MAIN OUTCOME MEASURES
Fungal isolates, treatment strategies, visual acuity, and rate of enucleation.
Culture-positive exogenous fungal endophthalmitis occurred in 41 eyes, including 18 cases (44%) associated with fungal keratitis, 10 cases (24%) occurring after penetrating ocular trauma, and 13 cases (32%) after intraocular surgery. Filamentous fungi (molds) accounted for 35 cases (85%), and Candida species (yeasts) accounted for 6 cases (15%). Although most keratitis cases were caused by Fusarium (13 of 18; 72%), Aspergillus was the most common isolate in postoperative cases (5 of 13; 38%). Open-globe cases were caused by a broader spectrum of fungi. As initial treatment, 30 (73%) patients received intraocular amphotericin B, but at least 3 antifungal agents were used in 24 (59%) cases. At least 1 pars plana vitrectomy was performed in 25 (61%) eyes, and 29 (71%) eyes underwent 3 or more procedures, including surgeries and intraocular injections. Although a final vision of 20/400 or better was achieved in 22 (54%) eyes, all but 1 of these were either in the keratitis (11 of 18) or the postoperative (10 of 13) groups. Conversely, although 10 (24%) of 41 eyes were enucleated, 7 of these were among the open-globe patients.

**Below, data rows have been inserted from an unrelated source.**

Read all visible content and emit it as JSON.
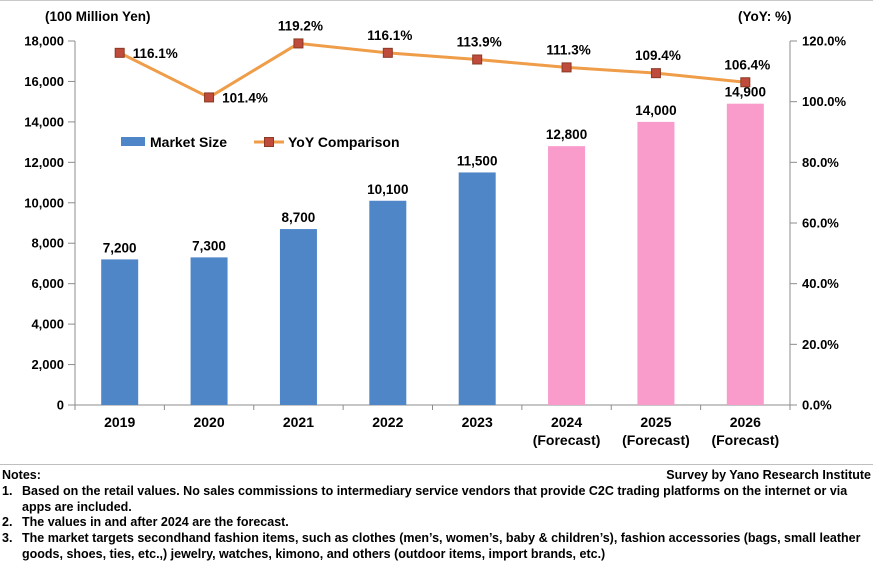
{
  "legend": {
    "market_size_label": "Market Size",
    "yoy_label": "YoY Comparison"
  },
  "chart_data": {
    "type": "bar+line combo",
    "categories": [
      [
        "2019"
      ],
      [
        "2020"
      ],
      [
        "2021"
      ],
      [
        "2022"
      ],
      [
        "2023"
      ],
      [
        "2024",
        "(Forecast)"
      ],
      [
        "2025",
        "(Forecast)"
      ],
      [
        "2026",
        "(Forecast)"
      ]
    ],
    "series": [
      {
        "name": "Market Size",
        "type": "bar",
        "axis": "left",
        "values": [
          7200,
          7300,
          8700,
          10100,
          11500,
          12800,
          14000,
          14900
        ],
        "labels": [
          "7,200",
          "7,300",
          "8,700",
          "10,100",
          "11,500",
          "12,800",
          "14,000",
          "14,900"
        ]
      },
      {
        "name": "YoY Comparison",
        "type": "line",
        "axis": "right",
        "values": [
          116.1,
          101.4,
          119.2,
          116.1,
          113.9,
          111.3,
          109.4,
          106.4
        ],
        "labels": [
          "116.1%",
          "101.4%",
          "119.2%",
          "116.1%",
          "113.9%",
          "111.3%",
          "109.4%",
          "106.4%"
        ],
        "label_positions": [
          "right",
          "right",
          "above",
          "above",
          "above",
          "above",
          "above",
          "above"
        ]
      }
    ],
    "forecast_from_index": 5,
    "left_axis": {
      "title": "(100 Million Yen)",
      "min": 0,
      "max": 18000,
      "step": 2000,
      "tick_labels": [
        "0",
        "2,000",
        "4,000",
        "6,000",
        "8,000",
        "10,000",
        "12,000",
        "14,000",
        "16,000",
        "18,000"
      ]
    },
    "right_axis": {
      "title": "(YoY: %)",
      "min": 0,
      "max": 120,
      "step": 20,
      "tick_labels": [
        "0.0%",
        "20.0%",
        "40.0%",
        "60.0%",
        "80.0%",
        "100.0%",
        "120.0%"
      ]
    },
    "colors": {
      "actual_bar": "#4E86C8",
      "forecast_bar": "#F99BCB",
      "line": "#EF9D49",
      "marker": "#BE4B3C",
      "marker_border": "#8B3A23",
      "axis": "#8C8C8C"
    },
    "grid": "off",
    "legend_position": "inside top-left"
  },
  "footer": {
    "notes_label": "Notes:",
    "survey_credit": "Survey by Yano Research Institute",
    "notes": [
      {
        "num": "1.",
        "text": "Based on the retail values. No sales commissions to intermediary service vendors that provide C2C trading platforms on the internet or via apps are included."
      },
      {
        "num": "2.",
        "text": "The values in and after 2024 are the forecast."
      },
      {
        "num": "3.",
        "text": "The market targets secondhand fashion items, such as clothes (men’s, women’s, baby & children’s), fashion accessories (bags, small leather goods, shoes, ties, etc.,) jewelry, watches, kimono, and others (outdoor items, import brands, etc.)"
      }
    ]
  }
}
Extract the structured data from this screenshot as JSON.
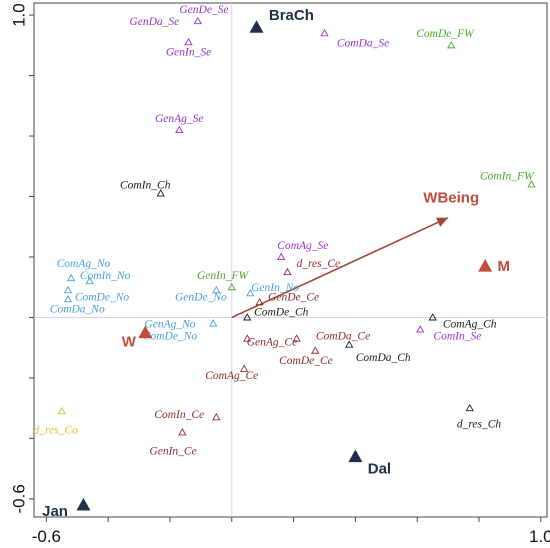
{
  "chart_data": {
    "type": "scatter",
    "title": "",
    "xlabel": "",
    "ylabel": "",
    "xlim": [
      -0.64,
      1.02
    ],
    "ylim": [
      -0.66,
      1.04
    ],
    "x_ticks": [
      -0.6,
      1.0
    ],
    "x_tick_labels": [
      "-0.6",
      "1.0"
    ],
    "y_ticks": [
      1.0,
      -0.6
    ],
    "y_tick_labels": [
      "1.0",
      "-0.6"
    ],
    "grid": false,
    "reference_lines": {
      "x": 0,
      "y": 0
    },
    "colors": {
      "se": "#9b30c8",
      "fw": "#4ca62c",
      "no": "#4a9fd6",
      "ce": "#8b2b2b",
      "ch": "#1a1a1a",
      "co": "#d8c42a",
      "site": "#223047",
      "env": "#c04a3c",
      "arrow": "#a0453a"
    },
    "groups": [
      {
        "key": "se",
        "points": [
          {
            "label": "GenDa_Se",
            "x": null,
            "y": null,
            "lx": -0.17,
            "ly": 0.98,
            "anchor": "end"
          },
          {
            "label": "GenDe_Se",
            "x": -0.11,
            "y": 0.98,
            "lx": -0.09,
            "ly": 1.02,
            "anchor": "middle"
          },
          {
            "label": "GenIn_Se",
            "x": -0.14,
            "y": 0.91,
            "lx": -0.14,
            "ly": 0.88,
            "anchor": "middle"
          },
          {
            "label": "ComDa_Se",
            "x": 0.3,
            "y": 0.94,
            "lx": 0.34,
            "ly": 0.91,
            "anchor": "start"
          },
          {
            "label": "GenAg_Se",
            "x": -0.17,
            "y": 0.62,
            "lx": -0.17,
            "ly": 0.66,
            "anchor": "middle"
          },
          {
            "label": "ComAg_Se",
            "x": 0.16,
            "y": 0.2,
            "lx": 0.23,
            "ly": 0.24,
            "anchor": "middle"
          },
          {
            "label": "ComIn_Se",
            "x": 0.61,
            "y": -0.04,
            "lx": 0.73,
            "ly": -0.06,
            "anchor": "middle"
          }
        ]
      },
      {
        "key": "fw",
        "points": [
          {
            "label": "ComDe_FW",
            "x": 0.71,
            "y": 0.9,
            "lx": 0.69,
            "ly": 0.94,
            "anchor": "middle"
          },
          {
            "label": "ComIn_FW",
            "x": 0.97,
            "y": 0.44,
            "lx": 0.89,
            "ly": 0.47,
            "anchor": "middle"
          },
          {
            "label": "GenIn_FW",
            "x": 0.0,
            "y": 0.1,
            "lx": -0.03,
            "ly": 0.14,
            "anchor": "middle"
          }
        ]
      },
      {
        "key": "no",
        "points": [
          {
            "label": "ComAg_No",
            "x": -0.52,
            "y": 0.13,
            "lx": -0.48,
            "ly": 0.18,
            "anchor": "middle"
          },
          {
            "label": "ComIn_No",
            "x": -0.46,
            "y": 0.12,
            "lx": -0.41,
            "ly": 0.14,
            "anchor": "middle"
          },
          {
            "label": "ComDe_No",
            "x": -0.53,
            "y": 0.09,
            "lx": -0.42,
            "ly": 0.07,
            "anchor": "middle"
          },
          {
            "label": "ComDa_No",
            "x": -0.53,
            "y": 0.06,
            "lx": -0.5,
            "ly": 0.03,
            "anchor": "middle"
          },
          {
            "label": "GenDe_No",
            "x": -0.05,
            "y": 0.09,
            "lx": -0.1,
            "ly": 0.07,
            "anchor": "middle"
          },
          {
            "label": "GenIn_No",
            "x": 0.06,
            "y": 0.08,
            "lx": 0.14,
            "ly": 0.1,
            "anchor": "middle"
          },
          {
            "label": "GenAg_No",
            "x": -0.06,
            "y": -0.02,
            "lx": -0.2,
            "ly": -0.02,
            "anchor": "middle"
          },
          {
            "label": "ComDe_No",
            "x": null,
            "y": null,
            "lx": -0.2,
            "ly": -0.06,
            "anchor": "middle"
          }
        ]
      },
      {
        "key": "ce",
        "points": [
          {
            "label": "d_res_Ce",
            "x": 0.18,
            "y": 0.15,
            "lx": 0.28,
            "ly": 0.18,
            "anchor": "middle"
          },
          {
            "label": "GenDe_Ce",
            "x": 0.09,
            "y": 0.05,
            "lx": 0.2,
            "ly": 0.07,
            "anchor": "middle"
          },
          {
            "label": "GenAg_Ce",
            "x": 0.05,
            "y": -0.07,
            "lx": 0.13,
            "ly": -0.08,
            "anchor": "middle"
          },
          {
            "label": "ComDa_Ce",
            "x": 0.21,
            "y": -0.07,
            "lx": 0.36,
            "ly": -0.06,
            "anchor": "middle"
          },
          {
            "label": "ComDe_Ce",
            "x": 0.27,
            "y": -0.11,
            "lx": 0.24,
            "ly": -0.14,
            "anchor": "middle"
          },
          {
            "label": "ComAg_Ce",
            "x": 0.04,
            "y": -0.17,
            "lx": 0.0,
            "ly": -0.19,
            "anchor": "middle"
          },
          {
            "label": "ComIn_Ce",
            "x": -0.05,
            "y": -0.33,
            "lx": -0.17,
            "ly": -0.32,
            "anchor": "middle"
          },
          {
            "label": "GenIn_Ce",
            "x": -0.16,
            "y": -0.38,
            "lx": -0.19,
            "ly": -0.44,
            "anchor": "middle"
          }
        ]
      },
      {
        "key": "ch",
        "points": [
          {
            "label": "ComIn_Ch",
            "x": -0.23,
            "y": 0.41,
            "lx": -0.28,
            "ly": 0.44,
            "anchor": "middle"
          },
          {
            "label": "ComDe_Ch",
            "x": 0.05,
            "y": 0.0,
            "lx": 0.16,
            "ly": 0.02,
            "anchor": "middle"
          },
          {
            "label": "ComAg_Ch",
            "x": 0.65,
            "y": 0.0,
            "lx": 0.77,
            "ly": -0.02,
            "anchor": "middle"
          },
          {
            "label": "ComDa_Ch",
            "x": 0.38,
            "y": -0.09,
            "lx": 0.49,
            "ly": -0.13,
            "anchor": "middle"
          },
          {
            "label": "d_res_Ch",
            "x": 0.77,
            "y": -0.3,
            "lx": 0.8,
            "ly": -0.35,
            "anchor": "middle"
          }
        ]
      },
      {
        "key": "co",
        "points": [
          {
            "label": "d_res_Co",
            "x": -0.55,
            "y": -0.31,
            "lx": -0.57,
            "ly": -0.37,
            "anchor": "middle"
          }
        ]
      }
    ],
    "sites": [
      {
        "label": "BraCh",
        "x": 0.08,
        "y": 0.96,
        "lx": 0.12,
        "ly": 1.0,
        "anchor": "start"
      },
      {
        "label": "Dal",
        "x": 0.4,
        "y": -0.46,
        "lx": 0.44,
        "ly": -0.5,
        "anchor": "start"
      },
      {
        "label": "Jan",
        "x": -0.48,
        "y": -0.62,
        "lx": -0.53,
        "ly": -0.64,
        "anchor": "end"
      }
    ],
    "env_vars": [
      {
        "label": "M",
        "x": 0.82,
        "y": 0.17,
        "lx": 0.86,
        "ly": 0.17,
        "anchor": "start"
      },
      {
        "label": "W",
        "x": -0.28,
        "y": -0.05,
        "lx": -0.31,
        "ly": -0.08,
        "anchor": "end"
      }
    ],
    "arrow": {
      "label": "WBeing",
      "x1": 0.0,
      "y1": 0.0,
      "x2": 0.7,
      "y2": 0.33,
      "lx": 0.71,
      "ly": 0.38
    }
  }
}
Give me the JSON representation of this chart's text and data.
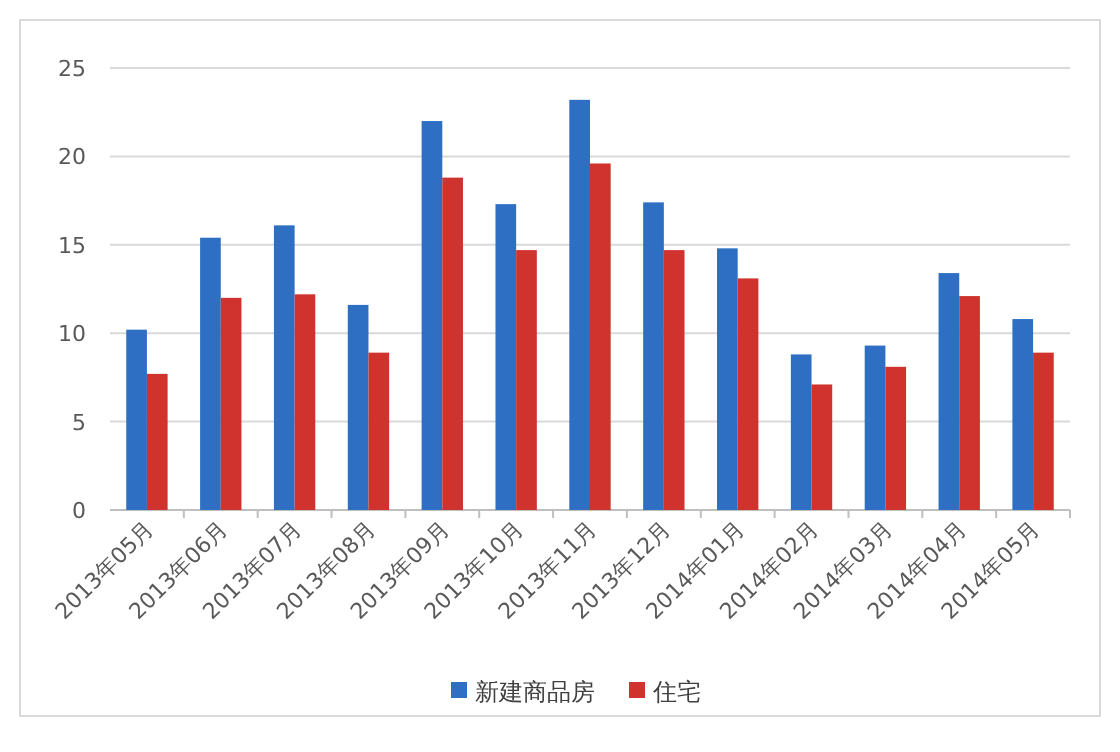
{
  "chart_data": {
    "type": "bar",
    "categories": [
      "2013年05月",
      "2013年06月",
      "2013年07月",
      "2013年08月",
      "2013年09月",
      "2013年10月",
      "2013年11月",
      "2013年12月",
      "2014年01月",
      "2014年02月",
      "2014年03月",
      "2014年04月",
      "2014年05月"
    ],
    "series": [
      {
        "name": "新建商品房",
        "color": "#2e6fc4",
        "values": [
          10.2,
          15.4,
          16.1,
          11.6,
          22.0,
          17.3,
          23.2,
          17.4,
          14.8,
          8.8,
          9.3,
          13.4,
          10.8
        ]
      },
      {
        "name": "住宅",
        "color": "#d0332e",
        "values": [
          7.7,
          12.0,
          12.2,
          8.9,
          18.8,
          14.7,
          19.6,
          14.7,
          13.1,
          7.1,
          8.1,
          12.1,
          8.9
        ]
      }
    ],
    "ylim": [
      0,
      25
    ],
    "yticks": [
      0,
      5,
      10,
      15,
      20,
      25
    ],
    "grid": "y",
    "legend": "bottom"
  }
}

This report highlights the differences between the clinical categories of exogenous fungal endophthalmitis. Although 85% of all cases were caused by molds, most commonly Fusarium and Aspergillus, the most common fungal genera varied by clinical category. Amphotericin B was the most commonly used antifungal agent, but most cases were treated with at least 3 different antifungal agents. Final visual outcomes were variable, with the open-globe-associated patients having the poorest outcomes. Overall, 44% of patients achieved a final visual acuity of 20/80 or better.